(Editor's Note: Today's article kicks off our 2017 NBA Playoffs basketball coverage called 40 Nights of Hate, as the next two months of our lives will be devoted to the greatest postseason basketball tournament known to mankind. Some of our arguments will be rational, many others will be irrational. To hate is to love, as the basketball gods toy with our lives like James Harden does oafish 7-footers on switched pick-and-rolls. Enjoy our 40 Nights of Hate coverage, or despise it. Either is acceptable.)
It’s 4:26 p.m. on a Saturday and my phone buzzes twice in my pocket. It’s Davion and he has a question.

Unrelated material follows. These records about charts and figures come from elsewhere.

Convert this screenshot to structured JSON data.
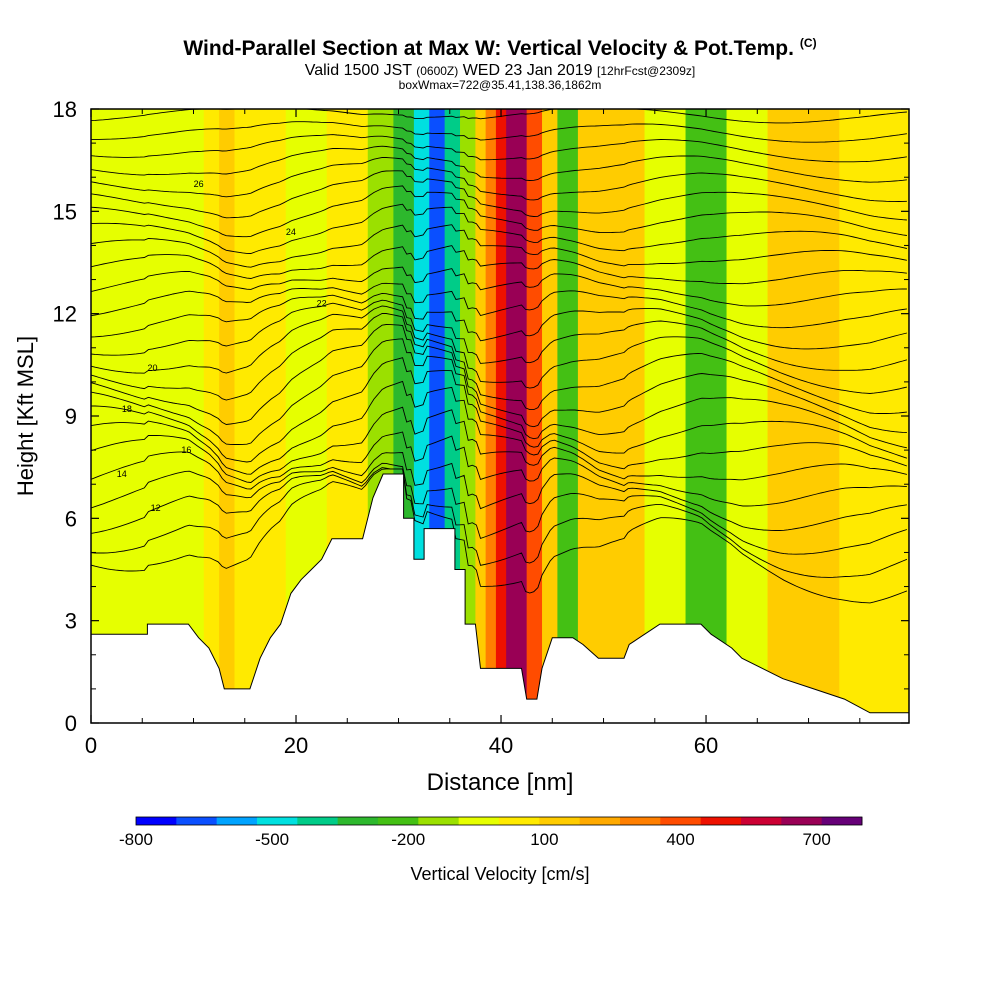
{
  "title": {
    "main": "Wind-Parallel Section at Max W: Vertical Velocity & Pot.Temp.",
    "copyright": "(C)",
    "valid_prefix": "Valid 1500 JST",
    "valid_utc": "(0600Z)",
    "valid_date": "WED 23 Jan 2019",
    "forecast": "[12hrFcst@2309z]",
    "box_info": "boxWmax=722@35.41,138.36,1862m"
  },
  "chart_data": {
    "type": "heatmap",
    "xlabel": "Distance [nm]",
    "ylabel": "Height [Kft MSL]",
    "xlim": [
      0,
      79.8
    ],
    "ylim": [
      0,
      18
    ],
    "xticks": [
      "0",
      "20",
      "40",
      "60"
    ],
    "yticks": [
      "0",
      "3",
      "6",
      "9",
      "12",
      "15",
      "18"
    ],
    "colorbar": {
      "label": "Vertical Velocity [cm/s]",
      "ticks": [
        "-800",
        "-500",
        "-200",
        "100",
        "400",
        "700"
      ],
      "colors": [
        "#0000ff",
        "#0a4fff",
        "#00a3ff",
        "#00e0e0",
        "#00cc88",
        "#2db82d",
        "#44c014",
        "#9be000",
        "#e6ff00",
        "#ffea00",
        "#ffcc00",
        "#ffaa00",
        "#ff7f00",
        "#ff4c00",
        "#ee1100",
        "#cc0033",
        "#990055",
        "#660077"
      ]
    },
    "wind_max": {
      "value": 722,
      "units": "cm/s",
      "lat": 35.41,
      "lon": 138.36,
      "height_m": 1862
    },
    "terrain": [
      {
        "x": 0,
        "h": 2.6
      },
      {
        "x": 5.5,
        "h": 2.6
      },
      {
        "x": 5.5,
        "h": 2.9
      },
      {
        "x": 9.5,
        "h": 2.9
      },
      {
        "x": 10.5,
        "h": 2.5
      },
      {
        "x": 11.5,
        "h": 2.2
      },
      {
        "x": 12.5,
        "h": 1.6
      },
      {
        "x": 13,
        "h": 1.0
      },
      {
        "x": 15.5,
        "h": 1.0
      },
      {
        "x": 16.5,
        "h": 1.9
      },
      {
        "x": 17.5,
        "h": 2.5
      },
      {
        "x": 18.5,
        "h": 2.9
      },
      {
        "x": 19.5,
        "h": 3.8
      },
      {
        "x": 20.5,
        "h": 4.2
      },
      {
        "x": 21.5,
        "h": 4.5
      },
      {
        "x": 22.5,
        "h": 4.8
      },
      {
        "x": 23.5,
        "h": 5.4
      },
      {
        "x": 26.5,
        "h": 5.4
      },
      {
        "x": 27.5,
        "h": 6.6
      },
      {
        "x": 28.5,
        "h": 7.3
      },
      {
        "x": 30.5,
        "h": 7.3
      },
      {
        "x": 30.5,
        "h": 6.0
      },
      {
        "x": 31.5,
        "h": 6.0
      },
      {
        "x": 31.5,
        "h": 4.8
      },
      {
        "x": 32.5,
        "h": 4.8
      },
      {
        "x": 32.5,
        "h": 5.7
      },
      {
        "x": 35.5,
        "h": 5.7
      },
      {
        "x": 35.5,
        "h": 4.5
      },
      {
        "x": 36.5,
        "h": 4.5
      },
      {
        "x": 36.5,
        "h": 2.9
      },
      {
        "x": 37.5,
        "h": 2.9
      },
      {
        "x": 38,
        "h": 1.6
      },
      {
        "x": 42,
        "h": 1.6
      },
      {
        "x": 42.5,
        "h": 0.7
      },
      {
        "x": 43.5,
        "h": 0.7
      },
      {
        "x": 44,
        "h": 1.6
      },
      {
        "x": 45,
        "h": 2.5
      },
      {
        "x": 47,
        "h": 2.5
      },
      {
        "x": 48,
        "h": 2.3
      },
      {
        "x": 49.5,
        "h": 1.9
      },
      {
        "x": 52,
        "h": 1.9
      },
      {
        "x": 52.5,
        "h": 2.3
      },
      {
        "x": 54,
        "h": 2.6
      },
      {
        "x": 55.5,
        "h": 2.9
      },
      {
        "x": 59.5,
        "h": 2.9
      },
      {
        "x": 60.5,
        "h": 2.6
      },
      {
        "x": 62.5,
        "h": 2.2
      },
      {
        "x": 63.5,
        "h": 1.9
      },
      {
        "x": 65.5,
        "h": 1.6
      },
      {
        "x": 67.5,
        "h": 1.3
      },
      {
        "x": 70.5,
        "h": 1.0
      },
      {
        "x": 73.5,
        "h": 0.7
      },
      {
        "x": 76,
        "h": 0.3
      },
      {
        "x": 79.8,
        "h": 0.3
      }
    ],
    "velocity_zones": [
      {
        "x0": 0,
        "x1": 11,
        "v": -50
      },
      {
        "x0": 11,
        "x1": 12.5,
        "v": 40
      },
      {
        "x0": 12.5,
        "x1": 14,
        "v": 150
      },
      {
        "x0": 14,
        "x1": 16,
        "v": 80
      },
      {
        "x0": 16,
        "x1": 19,
        "v": 0
      },
      {
        "x0": 19,
        "x1": 23,
        "v": -60
      },
      {
        "x0": 23,
        "x1": 27,
        "v": 20
      },
      {
        "x0": 27,
        "x1": 29.5,
        "v": -120
      },
      {
        "x0": 29.5,
        "x1": 31.5,
        "v": -300
      },
      {
        "x0": 31.5,
        "x1": 33,
        "v": -500
      },
      {
        "x0": 33,
        "x1": 34.5,
        "v": -650
      },
      {
        "x0": 34.5,
        "x1": 36,
        "v": -420
      },
      {
        "x0": 36,
        "x1": 37.5,
        "v": -150
      },
      {
        "x0": 37.5,
        "x1": 38.5,
        "v": 100
      },
      {
        "x0": 38.5,
        "x1": 39.5,
        "v": 300
      },
      {
        "x0": 39.5,
        "x1": 40.5,
        "v": 500
      },
      {
        "x0": 40.5,
        "x1": 42.5,
        "v": 700
      },
      {
        "x0": 42.5,
        "x1": 44,
        "v": 420
      },
      {
        "x0": 44,
        "x1": 45.5,
        "v": 120
      },
      {
        "x0": 45.5,
        "x1": 47.5,
        "v": -200
      },
      {
        "x0": 47.5,
        "x1": 50,
        "v": 100
      },
      {
        "x0": 50,
        "x1": 54,
        "v": 150
      },
      {
        "x0": 54,
        "x1": 58,
        "v": -80
      },
      {
        "x0": 58,
        "x1": 62,
        "v": -250
      },
      {
        "x0": 62,
        "x1": 66,
        "v": -30
      },
      {
        "x0": 66,
        "x1": 73,
        "v": 120
      },
      {
        "x0": 73,
        "x1": 79.8,
        "v": 40
      }
    ],
    "theta_contours": [
      {
        "label": "12",
        "base": 6.3,
        "label_x": 6.3
      },
      {
        "label": "14",
        "base": 7.3,
        "label_x": 3.0
      },
      {
        "label": "16",
        "base": 8.0,
        "label_x": 9.3
      },
      {
        "label": "18",
        "base": 9.2,
        "label_x": 3.5
      },
      {
        "label": "20",
        "base": 10.4,
        "label_x": 6.0
      },
      {
        "label": "22",
        "base": 12.3,
        "label_x": 22.5
      },
      {
        "label": "24",
        "base": 14.4,
        "label_x": 19.5
      },
      {
        "label": "26",
        "base": 15.8,
        "label_x": 10.5
      }
    ]
  }
}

“Why the fuck does Teague keep getting matched up on LeBron on so many switches?” It’s a fair question, and regardless of the answer, Davion wants Nate McMillian fired.
Dhevin chimes in to let us know Thaddeus Young is playing well every time he’s matched up on LeBron James and that Paul George is surgical.
Davion tells a Thaddeus Young inside joke, because yeah, we have Thaddeus Young inside jokes.
There’s a back and forth about whether Lance Stephenson should be shooting in crunch time, before Dhevin hypes up JR Smith for no other reason than to hype up JR Smith.
Davion shares why he hates Mike Conley, Dhevin hypes up Allen Iverson and I try to understand the petty.
We’re watching playoff basketball on a Saturday afternoon and I’m in Texas, Dhevin is in Arizona and Davion is in California.
The jokes are pouring into my 4.7-inch screen, but I can’t hear them, I can’t see the faces, I don’t feel the tone. We’re connected, but so far apart.
I always knew being an adult would suck because I was one of those loser kids who listened when adults spoke, and when enough of them tell you to being a grown up isn’t fun, you kind of just get it when you’re me. I expected working to be trash and relationships to be a challenge, but they never told me about texting your best friends several states away because life happens.
This isn’t to say that life is terrible by any means, but I just miss watching basketball with my boys. I miss being called ugly to my face and the way sarcasm feels when you say something stupid.
The distance is tangible, but doesn’t feel as heavy when we talk about basketball. We picked things back up on Sunday, and will continue to do so as the postseason continues to roll along.